Né le 12 mars 1921 à Fégréac (Loire-Inférieure, Loire-Atlantique), exécuté le 6 octobre 1943 à Brest (Finistère) ; postier ; militant trotskiste du POI ; résistant.

Robert Cruau
Robert Cruau

Fils de Louis, facteur des postes, et de Louise, sans profession, Robert Cruau était postier à Nantes (Loire-Inférieure, Loire-Atlantique), d’abord aux chèques postaux puis à la Recette principale de Nantes. Il adhéra à la fédération postale de la CGT et participa aux Auberges de jeunesse. Dans ce cadre, il fit la connaissance de militants du Parti socialiste ouvrier et paysan (PSOP) de Couëron et de partisans de la IVe Internationale animée par Yvan Craipeau. Sous couvert des Auberges de jeunesse, des stages de formation eurent lieu en zone libre, à Mollans (Drôme) à laquelle se rendit Éliane Ronël.
Il était membre du comité régional de Bretagne du Parti ouvrier international (POI) au début de la guerre. Il assurait les liaisons avec Brest et Paris. Grâce à une ronéo apportée par des militants parisiens il put sortir le journal clandestin Front ouvrier, organe clandestin des ouvriers de la région nantaise. Il travailla notamment avec les frères Berthommé (Henri, Georges), Gérard Trévien et Yves Bodénez. En octobre 1942, pour protester contre la réquisition d’ouvriers français pour le travail forcé en Allemagne, les usines et chantiers navals de Nantes débrayèrent. « j’ai personnellement incité au débrayage avec d’autres camarades des chantiers Dubigeon » écrira Henri Berthommé, ajusteur chez Dubigeon.
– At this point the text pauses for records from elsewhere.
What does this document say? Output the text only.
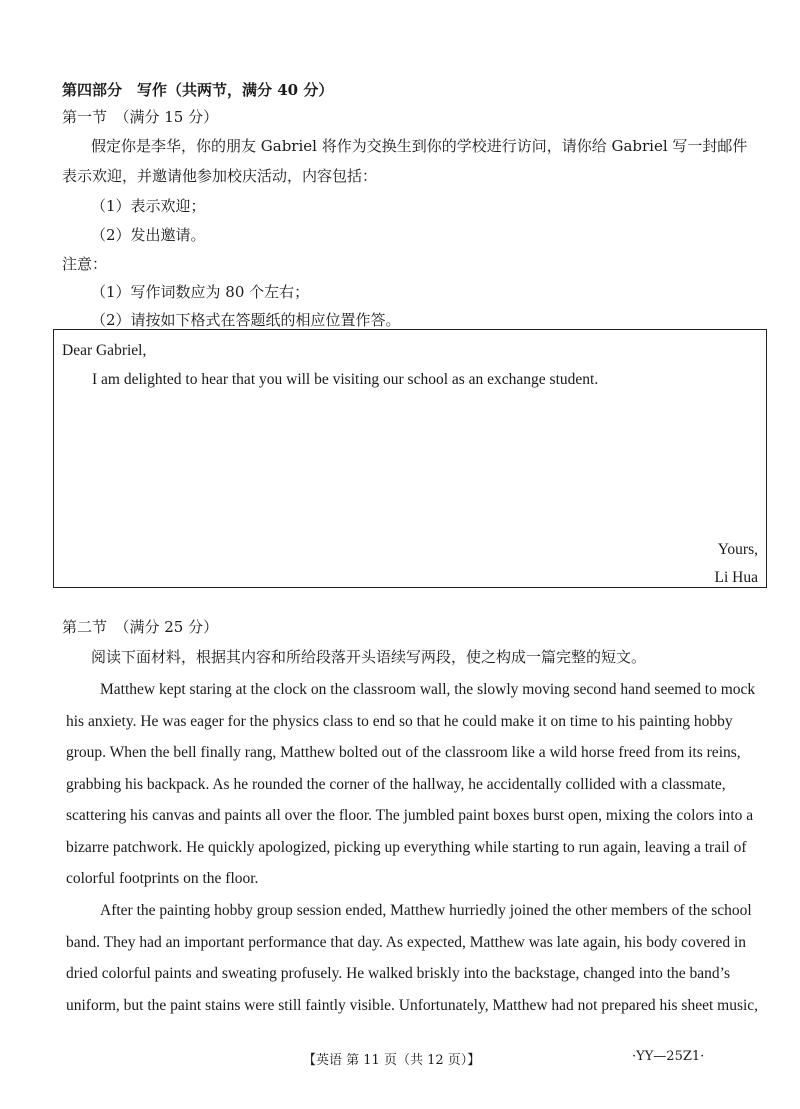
第四部分　写作（共两节，满分 40 分）
第一节　（满分 15 分）
假定你是李华，你的朋友 Gabriel 将作为交换生到你的学校进行访问，请你给 Gabriel 写一封邮件
表示欢迎，并邀请他参加校庆活动，内容包括：
（1）表示欢迎；
（2）发出邀请。
注意：
（1）写作词数应为 80 个左右；
（2）请按如下格式在答题纸的相应位置作答。
Dear Gabriel,
I am delighted to hear that you will be visiting our school as an exchange student.
Yours,
Li Hua
第二节　（满分 25 分）
阅读下面材料，根据其内容和所给段落开头语续写两段，使之构成一篇完整的短文。
Matthew kept staring at the clock on the classroom wall, the slowly moving second hand seemed to mock
his anxiety. He was eager for the physics class to end so that he could make it on time to his painting hobby
group. When the bell finally rang, Matthew bolted out of the classroom like a wild horse freed from its reins,
grabbing his backpack. As he rounded the corner of the hallway, he accidentally collided with a classmate,
scattering his canvas and paints all over the floor. The jumbled paint boxes burst open, mixing the colors into a
bizarre patchwork. He quickly apologized, picking up everything while starting to run again, leaving a trail of
colorful footprints on the floor.
After the painting hobby group session ended, Matthew hurriedly joined the other members of the school
band. They had an important performance that day. As expected, Matthew was late again, his body covered in
dried colorful paints and sweating profusely. He walked briskly into the backstage, changed into the band’s
uniform, but the paint stains were still faintly visible. Unfortunately, Matthew had not prepared his sheet music,
【英语 第 11 页（共 12 页）】	·YY—25Z1·
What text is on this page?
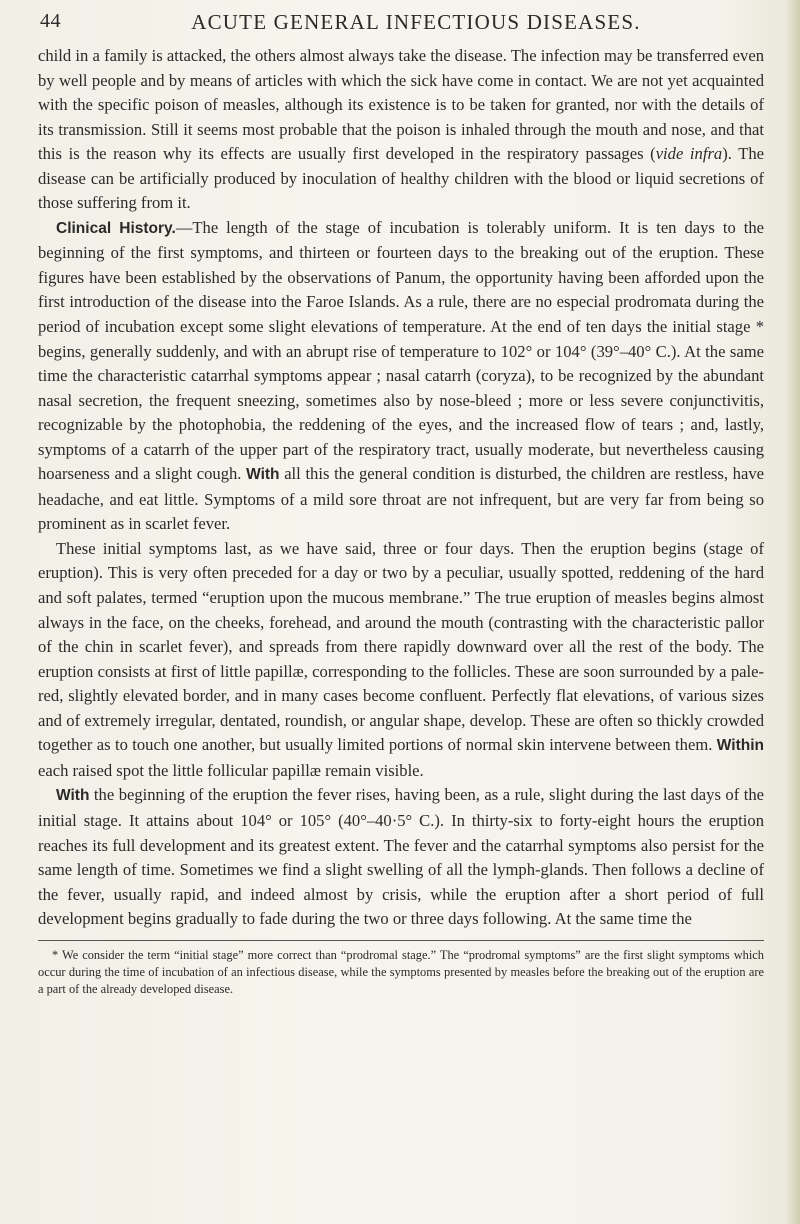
44	ACUTE GENERAL INFECTIOUS DISEASES.

child in a family is attacked, the others almost always take the disease. The infection may be transferred even by well people and by means of articles with which the sick have come in contact. We are not yet acquainted with the specific poison of measles, although its existence is to be taken for granted, nor with the details of its transmission. Still it seems most probable that the poison is inhaled through the mouth and nose, and that this is the reason why its effects are usually first developed in the respiratory passages (vide infra). The disease can be artificially produced by inoculation of healthy children with the blood or liquid secretions of those suffering from it.

Clinical History.—The length of the stage of incubation is tolerably uniform. It is ten days to the beginning of the first symptoms, and thirteen or fourteen days to the breaking out of the eruption. These figures have been established by the observations of Panum, the opportunity having been afforded upon the first introduction of the disease into the Faroe Islands. As a rule, there are no especial prodromata during the period of incubation except some slight elevations of temperature. At the end of ten days the initial stage * begins, generally suddenly, and with an abrupt rise of temperature to 102° or 104° (39°–40° C.). At the same time the characteristic catarrhal symptoms appear ; nasal catarrh (coryza), to be recognized by the abundant nasal secretion, the frequent sneezing, sometimes also by nose-bleed ; more or less severe conjunctivitis, recognizable by the photophobia, the reddening of the eyes, and the increased flow of tears ; and, lastly, symptoms of a catarrh of the upper part of the respiratory tract, usually moderate, but nevertheless causing hoarseness and a slight cough. With all this the general condition is disturbed, the children are restless, have headache, and eat little. Symptoms of a mild sore throat are not infrequent, but are very far from being so prominent as in scarlet fever.

These initial symptoms last, as we have said, three or four days. Then the eruption begins (stage of eruption). This is very often preceded for a day or two by a peculiar, usually spotted, reddening of the hard and soft palates, termed “eruption upon the mucous membrane.” The true eruption of measles begins almost always in the face, on the cheeks, forehead, and around the mouth (contrasting with the characteristic pallor of the chin in scarlet fever), and spreads from there rapidly downward over all the rest of the body. The eruption consists at first of little papillæ, corresponding to the follicles. These are soon surrounded by a pale-red, slightly elevated border, and in many cases become confluent. Perfectly flat elevations, of various sizes and of extremely irregular, dentated, roundish, or angular shape, develop. These are often so thickly crowded together as to touch one another, but usually limited portions of normal skin intervene between them. Within each raised spot the little follicular papillæ remain visible.

With the beginning of the eruption the fever rises, having been, as a rule, slight during the last days of the initial stage. It attains about 104° or 105° (40°–40·5° C.). In thirty-six to forty-eight hours the eruption reaches its full development and its greatest extent. The fever and the catarrhal symptoms also persist for the same length of time. Sometimes we find a slight swelling of all the lymph-glands. Then follows a decline of the fever, usually rapid, and indeed almost by crisis, while the eruption after a short period of full development begins gradually to fade during the two or three days following. At the same time the

* We consider the term “initial stage” more correct than “prodromal stage.” The “prodromal symptoms” are the first slight symptoms which occur during the time of incubation of an infectious disease, while the symptoms presented by measles before the breaking out of the eruption are a part of the already developed disease.
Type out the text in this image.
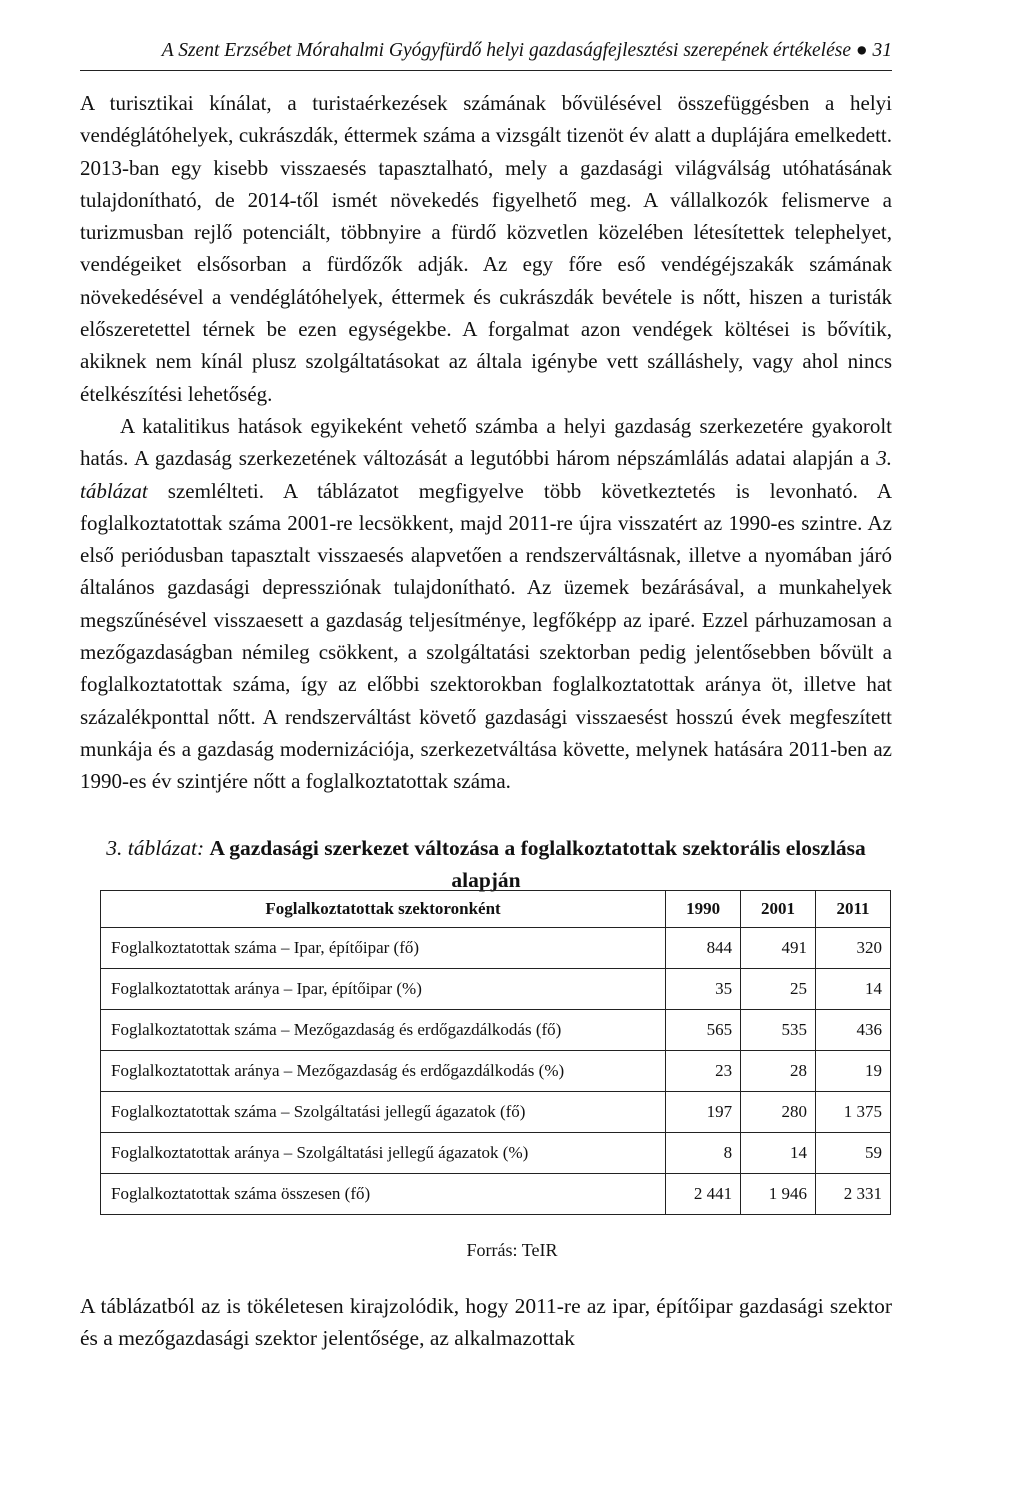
A Szent Erzsébet Mórahalmi Gyógyfürdő helyi gazdaságfejlesztési szerepének értékelése ● 31

A turisztikai kínálat, a turistaérkezések számának bővülésével összefüggésben a helyi vendéglátóhelyek, cukrászdák, éttermek száma a vizsgált tizenöt év alatt a duplájára emelkedett. 2013-ban egy kisebb visszaesés tapasztalható, mely a gazdasági világválság utóhatásának tulajdonítható, de 2014-től ismét növekedés figyelhető meg. A vállalkozók felismerve a turizmusban rejlő potenciált, többnyire a fürdő közvetlen közelében létesítettek telephelyet, vendégeiket elsősorban a fürdőzők adják. Az egy főre eső vendégéjszakák számának növekedésével a vendéglátóhelyek, éttermek és cukrászdák bevétele is nőtt, hiszen a turisták előszeretettel térnek be ezen egységekbe. A forgalmat azon vendégek költései is bővítik, akiknek nem kínál plusz szolgáltatásokat az általa igénybe vett szálláshely, vagy ahol nincs ételkészítési lehetőség.

A katalitikus hatások egyikeként vehető számba a helyi gazdaság szerkezetére gyakorolt hatás. A gazdaság szerkezetének változását a legutóbbi három népszámlálás adatai alapján a 3. táblázat szemlélteti. A táblázatot megfigyelve több következtetés is levonható. A foglalkoztatottak száma 2001-re lecsökkent, majd 2011-re újra visszatért az 1990-es szintre. Az első periódusban tapasztalt visszaesés alapvetően a rendszerváltásnak, illetve a nyomában járó általános gazdasági depressziónak tulajdonítható. Az üzemek bezárásával, a munkahelyek megszűnésével visszaesett a gazdaság teljesítménye, legfőképp az iparé. Ezzel párhuzamosan a mezőgazdaságban némileg csökkent, a szolgáltatási szektorban pedig jelentősebben bővült a foglalkoztatottak száma, így az előbbi szektorokban foglalkoztatottak aránya öt, illetve hat százalékponttal nőtt. A rendszerváltást követő gazdasági visszaesést hosszú évek megfeszített munkája és a gazdaság modernizációja, szerkezetváltása követte, melynek hatására 2011-ben az 1990-es év szintjére nőtt a foglalkoztatottak száma.

3. táblázat: A gazdasági szerkezet változása a foglalkoztatottak szektorális eloszlása alapján
Foglalkoztatottak szektoronként	1990	2001	2011
Foglalkoztatottak száma – Ipar, építőipar (fő)	844	491	320
Foglalkoztatottak aránya – Ipar, építőipar (%)	35	25	14
Foglalkoztatottak száma – Mezőgazdaság és erdőgazdálkodás (fő)	565	535	436
Foglalkoztatottak aránya – Mezőgazdaság és erdőgazdálkodás (%)	23	28	19
Foglalkoztatottak száma – Szolgáltatási jellegű ágazatok (fő)	197	280	1 375
Foglalkoztatottak aránya – Szolgáltatási jellegű ágazatok (%)	8	14	59
Foglalkoztatottak száma összesen (fő)	2 441	1 946	2 331
Forrás: TeIR

A táblázatból az is tökéletesen kirajzolódik, hogy 2011-re az ipar, építőipar gazdasági szektor és a mezőgazdasági szektor jelentősége, az alkalmazottak
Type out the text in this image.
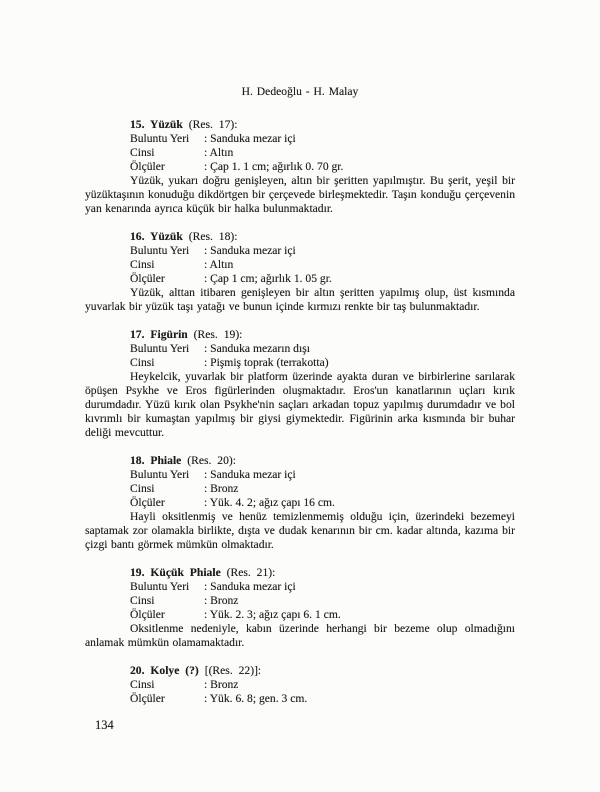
H. Dedeoğlu - H. Malay
15. Yüzük (Res. 17):
Buluntu Yeri	: Sanduka mezar içi
Cinsi	: Altın
Ölçüler	: Çap 1. 1 cm; ağırlık 0. 70 gr.

Yüzük, yukarı doğru genişleyen, altın bir şeritten yapılmıştır. Bu şerit, yeşil bir yüzüktaşının konuduğu dikdörtgen bir çerçevede birleşmektedir. Taşın konduğu çerçevenin yan kenarında ayrıca küçük bir halka bulunmaktadır.

16. Yüzük (Res. 18):
Buluntu Yeri	: Sanduka mezar içi
Cinsi	: Altın
Ölçüler	: Çap 1 cm; ağırlık 1. 05 gr.

Yüzük, alttan itibaren genişleyen bir altın şeritten yapılmış olup, üst kısmında yuvarlak bir yüzük taşı yatağı ve bunun içinde kırmızı renkte bir taş bulunmaktadır.

17. Figürin (Res. 19):
Buluntu Yeri	: Sanduka mezarın dışı
Cinsi	: Pişmiş toprak (terrakotta)

Heykelcik, yuvarlak bir platform üzerinde ayakta duran ve birbirlerine sarılarak öpüşen Psykhe ve Eros figürlerinden oluşmaktadır. Eros'un kanatlarının uçları kırık durumdadır. Yüzü kırık olan Psykhe'nin saçları arkadan topuz yapılmış durumdadır ve bol kıvrımlı bir kumaştan yapılmış bir giysi giymektedir. Figürinin arka kısmında bir buhar deliği mevcuttur.

18. Phiale (Res. 20):
Buluntu Yeri	: Sanduka mezar içi
Cinsi	: Bronz
Ölçüler	: Yük. 4. 2; ağız çapı 16 cm.

Hayli oksitlenmiş ve henüz temizlenmemiş olduğu için, üzerindeki bezemeyi saptamak zor olamakla birlikte, dışta ve dudak kenarının bir cm. kadar altında, kazıma bir çizgi bantı görmek mümkün olmaktadır.

19. Küçük Phiale (Res. 21):
Buluntu Yeri	: Sanduka mezar içi
Cinsi	: Bronz
Ölçüler	: Yük. 2. 3; ağız çapı 6. 1 cm.

Oksitlenme nedeniyle, kabın üzerinde herhangi bir bezeme olup olmadığını anlamak mümkün olamamaktadır.

20. Kolye (?) [(Res. 22)]:
Cinsi	: Bronz
Ölçüler	: Yük. 6. 8; gen. 3 cm.
134
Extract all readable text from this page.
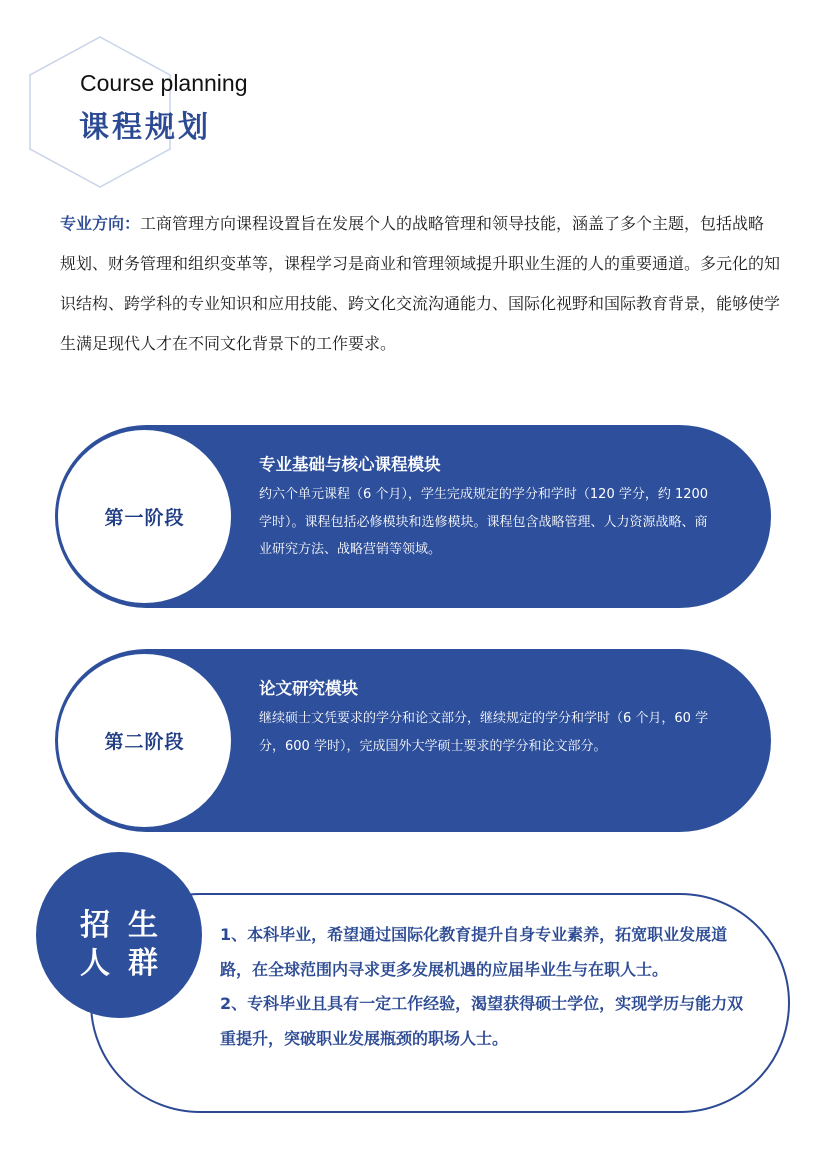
Course planning
课程规划
专业方向：工商管理方向课程设置旨在发展个人的战略管理和领导技能，涵盖了多个主题，包括战略规划、财务管理和组织变革等，课程学习是商业和管理领域提升职业生涯的人的重要通道。多元化的知识结构、跨学科的专业知识和应用技能、跨文化交流沟通能力、国际化视野和国际教育背景，能够使学生满足现代人才在不同文化背景下的工作要求。
第一阶段
专业基础与核心课程模块
约六个单元课程（6 个月），学生完成规定的学分和学时（120 学分，约 1200 学时）。课程包括必修模块和选修模块。课程包含战略管理、人力资源战略、商业研究方法、战略营销等领域。
第二阶段
论文研究模块
继续硕士文凭要求的学分和论文部分，继续规定的学分和学时（6 个月，60 学分，600 学时），完成国外大学硕士要求的学分和论文部分。
招生
人群
1、本科毕业，希望通过国际化教育提升自身专业素养，拓宽职业发展道路，在全球范围内寻求更多发展机遇的应届毕业生与在职人士。
2、专科毕业且具有一定工作经验，渴望获得硕士学位，实现学历与能力双重提升，突破职业发展瓶颈的职场人士。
En mars 1943, Robert Cruau, pour des raisons de sécurité et pour échapper au STO, quitta Nantes pour Quimper puis Brest (Finistère), avec deux militants de Rezé, les frères Georges Berthomé et Henri Berthommé, qui se firent embaucher dans les chantiers de construction du mur de l’Atlantique situés au-dessus de la base sous-marine de Brest. Cette situation permit au groupe de transmettre à Londres des renseignements topographiques et à la Royal Air Force de bombarder, en juin 1943, la base sous-marine rendue inopérante pendant deux mois.
Jean-René Chauvin, membre de la direction du POI, se replia sur Nantes en 1942 et travailla avec Cruau et es frères Berthommé. À Quimper, la militante Éliane Ronël accueillit Jean-René Chauvin quelques jours à la fin de l’année 1942. L’appartement des Ronël devint la plaque tournante du mouvement trotskiste en Bretagne. Fin mars 1943, arrivèrent à Quimper, les militants nantais, qui pour des raisons de sécurité et parce que réfractaires au STO avaient besoin d’entrer dans la clandestinité. Ils vont participer à a mise en place de la stratégie dite du « travail allemand ».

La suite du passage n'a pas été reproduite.